Division found that: (1) the conviction on the weapons charge was not against the weight of the evidence; (2) Petitioner’s contention that the Trial Court erred by precluding the expert psychiatric testimony was “academic” in light of her acquittal of the murder count; and (3) the sentence imposed was not excessive. Id. On June 5, 2013, Petitioner sought leave to appeal to the New York State Court of Appeals. R & R at 25. On September 13, 2013, the Court of Appeals denied her application for leave to appeal. See, People v. Sheehan, 21 N.Y.3d 1077 (2014). Petitioner never filed a petition for a writ of certiorari to the United States Supreme Court. On May 8, 2014, Petitioner timely filed the instant Petition. LEGAL STANDARD When a party objects to an R & R, a district judge must make a de novo determination as to those portions of the R & R to which a party objects. See, Fed. R. Civ. P. 72(b)(3); United States v. Male Juvenile, 121 F.3d 34, 38 (2d Cir. 1997). Pursuant to the standard often articulated by the district courts of this Circuit, “[i]f a party . . . simply relitigates his original arguments, the

Court reviews the Report and Recommendation only for clear error.” Antrobus v. N.Y. City Dep’t of Sanitation, 2016 WL 5390120, at * 1 (E.D.N.Y. Sept. 26, 2016) (internal citations and quotation marks omitted); See also, Rolle v. Educ. Bus Transp., Inc., 2014 WL 4662267, at *1 (E.D.N.Y. Sept. 17, 2014) (“[A] rehashing of the same arguments set forth in the original papers . . . would reduce the magistrate’s work to something akin to a meaningless dress rehearsal.”) (internal citations and quotation marks omitted). On the other hand, the Court of Appeals for the Second Circuit has suggested that a clear error review may not be appropriate “where arguably ‘the only way for [a party] to raise . . . arguments [is] to reiterate them.’” Moss v. Colvin, 845 F.3d 516, 519 n.2 (2d Cir. 2017) (quoting

Watson v. Geithner, 2013 WL 5441748, at *2 (S.D.N.Y. Sept. 27, 2013)).

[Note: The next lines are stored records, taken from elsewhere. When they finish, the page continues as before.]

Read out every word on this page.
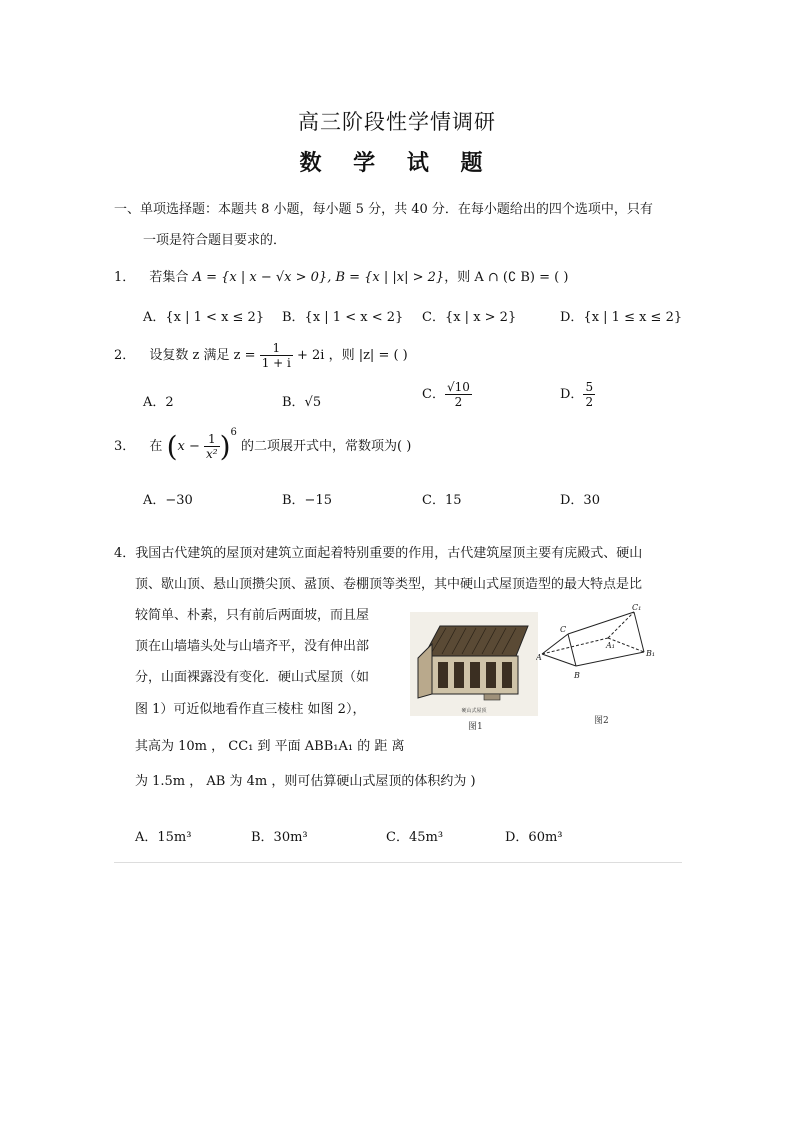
高三阶段性学情调研
数 学 试 题
一、单项选择题：本题共 8 小题，每小题 5 分，共 40 分．在每小题给出的四个选项中，只有
一项是符合题目要求的．
1． 若集合 A = {x | x − √x > 0}, B = {x | |x| > 2}，则 A ∩ (∁ B) = ( )
A．{x | 1 < x ≤ 2} B．{x | 1 < x < 2} C．{x | x > 2}	D．{x | 1 ≤ x ≤ 2}
2． 设复数 z 满足 $z = \frac{1}{1 + i} + 2i$ ，则 |z| = ( )
A．2	B．√5
C． $\frac{√10}{2}$	D． $\frac{5}{2}$
3． 在 $(x - \frac{1}{\text{x²}} )^6$ 的二项展开式中，常数项为( )
A．−30	B．−15	C．15	D．30
4．我国古代建筑的屋顶对建筑立面起着特别重要的作用，古代建筑屋顶主要有庑殿式、硬山
顶、歇山顶、悬山顶攒尖顶、盝顶、卷棚顶等类型，其中硬山式屋顶造型的最大特点是比
较简单、朴素，只有前后两面坡，而且屋
顶在山墙墙头处与山墙齐平，没有伸出部
分，山面裸露没有变化．硬山式屋顶（如
图 1）可近似地看作直三棱柱 如图 2），
其高为 10m ， CC₁ 到 平面 ABB₁A₁ 的 距 离
为 1.5m ， AB 为 4m ，则可估算硬山式屋顶的体积约为 )
硬山式屋顶
图1
A
B
C
A₁
B₁
C₁
图2
A．15m³	B．30m³	C．45m³	D．60m³
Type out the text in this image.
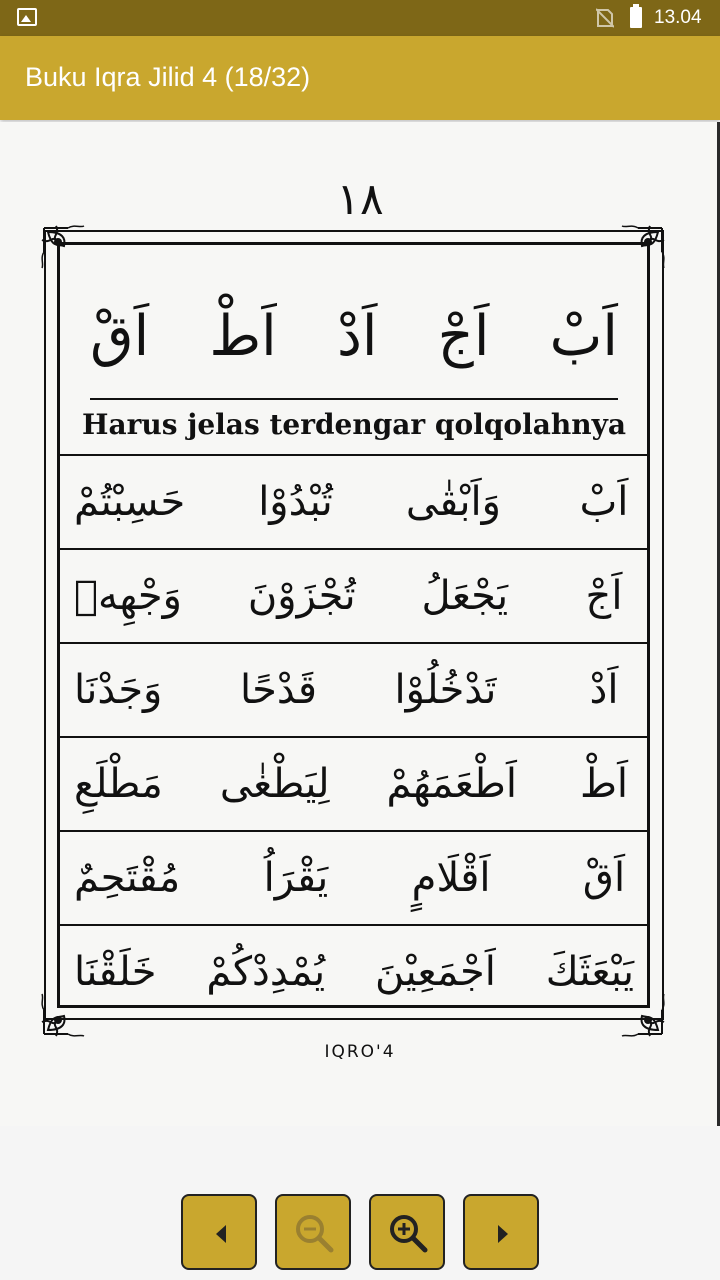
13.04
Buku Iqra Jilid 4 (18/32)
١٨
اَبْ
اَجْ
اَدْ
اَطْ
اَقْ
Harus jelas terdengar qolqolahnya
اَبْ
وَاَبْقٰى
تُبْدُوْا
حَسِبْتُمْ
اَجْ
يَجْعَلُ
تُجْزَوْنَ
وَجْهِهٖ
اَدْ
تَدْخُلُوْا
قَدْحًا
وَجَدْنَا
اَطْ
اَطْعَمَهُمْ
لِيَطْغٰى
مَطْلَعِ
اَقْ
اَقْلَامٍ
يَقْرَاُ
مُقْتَحِمٌ
يَبْعَثَكَ
اَجْمَعِيْنَ
يُمْدِدْكُمْ
خَلَقْنَا
IQRO'4
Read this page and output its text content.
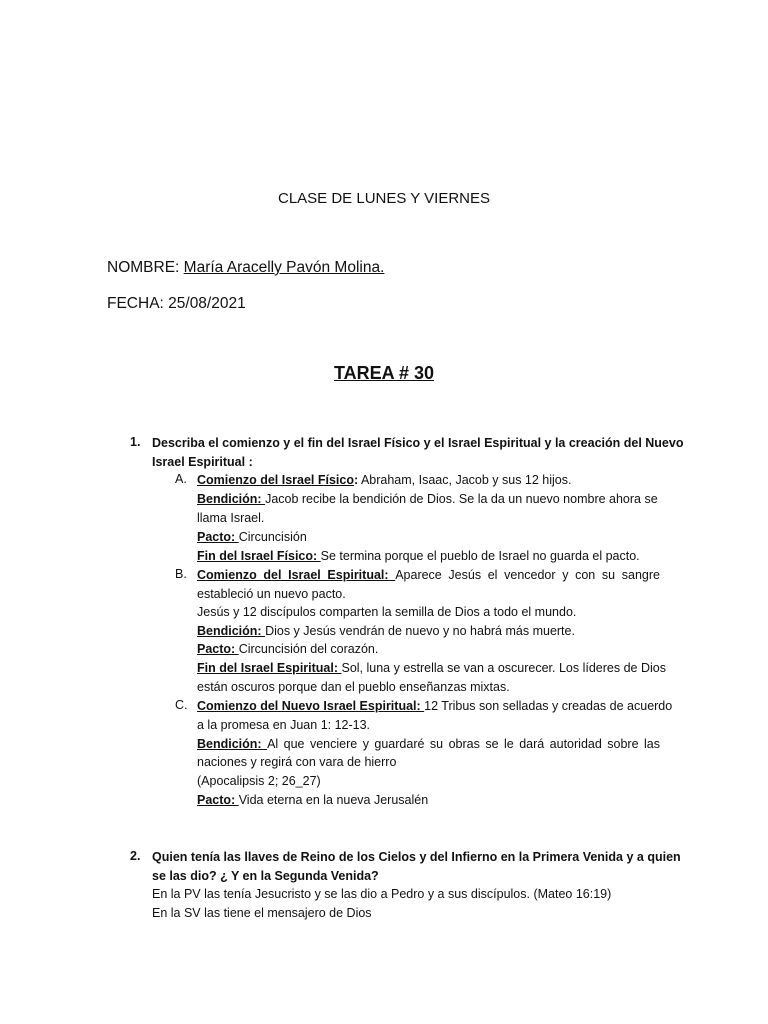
CLASE DE LUNES Y VIERNES
NOMBRE: María Aracelly Pavón Molina.
FECHA: 25/08/2021
TAREA # 30
1. Describa el comienzo y el fin del Israel Físico y el Israel Espiritual y la creación del Nuevo
Israel Espiritual :
A. Comienzo del Israel Físico: Abraham, Isaac, Jacob y sus 12 hijos.
Bendición: Jacob recibe la bendición de Dios. Se la da un nuevo nombre ahora se
llama Israel.
Pacto: Circuncisión
Fin del Israel Físico: Se termina porque el pueblo de Israel no guarda el pacto.
B. Comienzo del Israel Espiritual: Aparece Jesús el vencedor y con su sangre
estableció un nuevo pacto.
Jesús y 12 discípulos comparten la semilla de Dios a todo el mundo.
Bendición: Dios y Jesús vendrán de nuevo y no habrá más muerte.
Pacto: Circuncisión del corazón.
Fin del Israel Espiritual: Sol, luna y estrella se van a oscurecer. Los líderes de Dios
están oscuros porque dan el pueblo enseñanzas mixtas.
C. Comienzo del Nuevo Israel Espiritual: 12 Tribus son selladas y creadas de acuerdo
a la promesa en Juan 1: 12-13.
Bendición: Al que venciere y guardaré su obras se le dará autoridad sobre las
naciones y regirá con vara de hierro
(Apocalipsis 2; 26_27)
Pacto: Vida eterna en la nueva Jerusalén
2. Quien tenía las llaves de Reino de los Cielos y del Infierno en la Primera Venida y a quien
se las dio? ¿ Y en la Segunda Venida?
En la PV las tenía Jesucristo y se las dio a Pedro y a sus discípulos. (Mateo 16:19)
En la SV las tiene el mensajero de Dios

Nonetheless, a court will not “ordinarily . . . consider arguments, case law and/or evidentiary material which could have been, but [were] not, presented to the magistrate judge in the first instance.” Santiago v. City of New York, 2016 WL 5395837, at *1 (E.D.N.Y. Sept. 27, 2016) (internal citation and quotation marks omitted). After its review, the district court may then “accept, reject, or modify the recommended disposition; receive further evidence; or return the matter to the magistrate judge with instructions.” Fed. R. Civ. P.